As previously noted, this is already NHS policy – for UKIP to keep repeating it as a supposedly new pledge is simply misleading.
County Health Boards
It seems that the CHB’s, which in the 2010 manifesto were meant to be in charge of the NHS, have finally settled into an elected oversight role:
“The Care Quality Commission, the organisation that’s supposed to scrutinise care for the elderly and put right any wrongs, just isn’t working…We will scrap this organisation and put its remit into local County Health Boards with the power to do unannounced, spot checks across all local NHS and social care services.”
As ever in politics, it can pay dividends to look at what isn’t said as well as what is:
- Twin pledges to stop further use of PFI and seek to buy out PFI contracts early, which were made in the Autumn, strangely got no mention. In their place was a woolly reference to “tackling PFI debts”.
- Bours’ attack, launched at the UKIP conference, on “a two tier national health service, where those with money can opt to pay for enhanced services” wasn’t repeated. Given that in 2010 her party’s policy was to facilitate people opting to top up their care through NHS vouchers, might she perhaps have been told to tone it down a bit?

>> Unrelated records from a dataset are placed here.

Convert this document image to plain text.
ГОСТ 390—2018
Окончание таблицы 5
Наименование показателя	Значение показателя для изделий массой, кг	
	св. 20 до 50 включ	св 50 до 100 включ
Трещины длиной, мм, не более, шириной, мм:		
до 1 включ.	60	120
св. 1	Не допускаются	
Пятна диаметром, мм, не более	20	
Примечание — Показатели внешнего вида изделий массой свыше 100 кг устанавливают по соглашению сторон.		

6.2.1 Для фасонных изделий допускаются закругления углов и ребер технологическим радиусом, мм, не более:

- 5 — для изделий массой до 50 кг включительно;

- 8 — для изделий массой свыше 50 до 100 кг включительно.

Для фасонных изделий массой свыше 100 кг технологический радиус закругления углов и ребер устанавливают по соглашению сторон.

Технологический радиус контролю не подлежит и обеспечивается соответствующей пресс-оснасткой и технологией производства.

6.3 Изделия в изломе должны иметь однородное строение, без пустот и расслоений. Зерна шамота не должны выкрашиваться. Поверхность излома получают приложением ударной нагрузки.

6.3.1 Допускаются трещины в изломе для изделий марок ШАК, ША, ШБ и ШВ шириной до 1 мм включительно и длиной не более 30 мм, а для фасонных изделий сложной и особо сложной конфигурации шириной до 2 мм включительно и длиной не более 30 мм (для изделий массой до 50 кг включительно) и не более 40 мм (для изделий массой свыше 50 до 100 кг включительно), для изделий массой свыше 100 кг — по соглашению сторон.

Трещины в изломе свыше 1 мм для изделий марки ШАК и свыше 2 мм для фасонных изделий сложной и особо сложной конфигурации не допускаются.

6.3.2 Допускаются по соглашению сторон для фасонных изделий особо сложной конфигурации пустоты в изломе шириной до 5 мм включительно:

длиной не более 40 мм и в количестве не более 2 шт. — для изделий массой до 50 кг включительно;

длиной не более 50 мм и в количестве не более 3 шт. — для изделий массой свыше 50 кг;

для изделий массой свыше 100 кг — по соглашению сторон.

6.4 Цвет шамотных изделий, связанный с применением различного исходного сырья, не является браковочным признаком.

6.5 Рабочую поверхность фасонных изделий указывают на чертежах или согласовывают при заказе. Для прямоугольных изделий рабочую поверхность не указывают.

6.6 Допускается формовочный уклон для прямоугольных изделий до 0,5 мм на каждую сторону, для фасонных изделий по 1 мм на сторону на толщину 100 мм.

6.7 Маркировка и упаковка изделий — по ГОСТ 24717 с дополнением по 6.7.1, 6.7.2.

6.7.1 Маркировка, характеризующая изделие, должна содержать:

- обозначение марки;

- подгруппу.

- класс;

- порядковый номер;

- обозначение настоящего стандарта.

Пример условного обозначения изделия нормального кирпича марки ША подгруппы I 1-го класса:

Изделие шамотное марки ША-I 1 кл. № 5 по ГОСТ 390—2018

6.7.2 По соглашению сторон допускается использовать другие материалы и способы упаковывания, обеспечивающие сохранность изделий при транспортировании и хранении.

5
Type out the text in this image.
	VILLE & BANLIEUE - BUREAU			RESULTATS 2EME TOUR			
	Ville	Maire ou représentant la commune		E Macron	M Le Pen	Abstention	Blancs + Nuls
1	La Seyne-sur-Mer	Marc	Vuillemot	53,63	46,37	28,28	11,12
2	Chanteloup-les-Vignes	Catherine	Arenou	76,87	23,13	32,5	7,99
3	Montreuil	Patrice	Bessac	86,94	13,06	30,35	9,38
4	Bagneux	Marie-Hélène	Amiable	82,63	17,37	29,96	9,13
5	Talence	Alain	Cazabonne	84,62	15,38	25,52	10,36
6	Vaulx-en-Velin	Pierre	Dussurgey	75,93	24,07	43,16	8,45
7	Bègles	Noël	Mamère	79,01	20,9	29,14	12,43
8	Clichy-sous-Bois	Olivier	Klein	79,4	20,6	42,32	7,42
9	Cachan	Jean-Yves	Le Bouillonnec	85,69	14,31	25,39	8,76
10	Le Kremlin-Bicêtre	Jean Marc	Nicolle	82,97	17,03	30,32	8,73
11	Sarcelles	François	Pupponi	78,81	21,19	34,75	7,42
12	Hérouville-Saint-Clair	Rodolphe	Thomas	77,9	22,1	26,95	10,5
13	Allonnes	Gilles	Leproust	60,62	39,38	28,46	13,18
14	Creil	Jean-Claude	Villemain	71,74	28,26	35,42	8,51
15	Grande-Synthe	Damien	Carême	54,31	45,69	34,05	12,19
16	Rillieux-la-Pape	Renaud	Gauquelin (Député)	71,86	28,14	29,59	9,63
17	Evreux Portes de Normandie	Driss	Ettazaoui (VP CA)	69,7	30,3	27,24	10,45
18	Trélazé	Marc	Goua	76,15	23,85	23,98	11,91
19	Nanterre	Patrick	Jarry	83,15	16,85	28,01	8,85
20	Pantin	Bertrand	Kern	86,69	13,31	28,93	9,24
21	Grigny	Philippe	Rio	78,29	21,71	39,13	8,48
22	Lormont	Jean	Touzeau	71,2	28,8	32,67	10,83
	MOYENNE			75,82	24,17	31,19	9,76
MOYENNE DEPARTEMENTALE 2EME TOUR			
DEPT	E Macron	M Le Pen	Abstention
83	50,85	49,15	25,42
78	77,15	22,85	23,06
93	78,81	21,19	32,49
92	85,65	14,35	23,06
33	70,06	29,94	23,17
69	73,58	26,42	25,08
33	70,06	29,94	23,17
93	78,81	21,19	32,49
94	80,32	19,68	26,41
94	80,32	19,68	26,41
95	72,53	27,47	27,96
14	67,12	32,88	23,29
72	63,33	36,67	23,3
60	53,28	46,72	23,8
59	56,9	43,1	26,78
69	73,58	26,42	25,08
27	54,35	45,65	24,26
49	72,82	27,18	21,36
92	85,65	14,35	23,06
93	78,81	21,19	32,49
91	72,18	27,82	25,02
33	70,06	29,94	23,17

As I noted at the start of this article, while UKIP denounce the use of the NHS as “a vote generator”, this was a speech aimed at doing exactly that – with the aid of a promised £3 billion. Leaving aside the overblown rhetoric, the internal inconsistencies and the somewhat worrying plan to remove clinical quality control and scrutiny of GPs, the whole scheme will ultimately come down to that money. Where exactly will it come from? We’ll report back when their explanation is launched.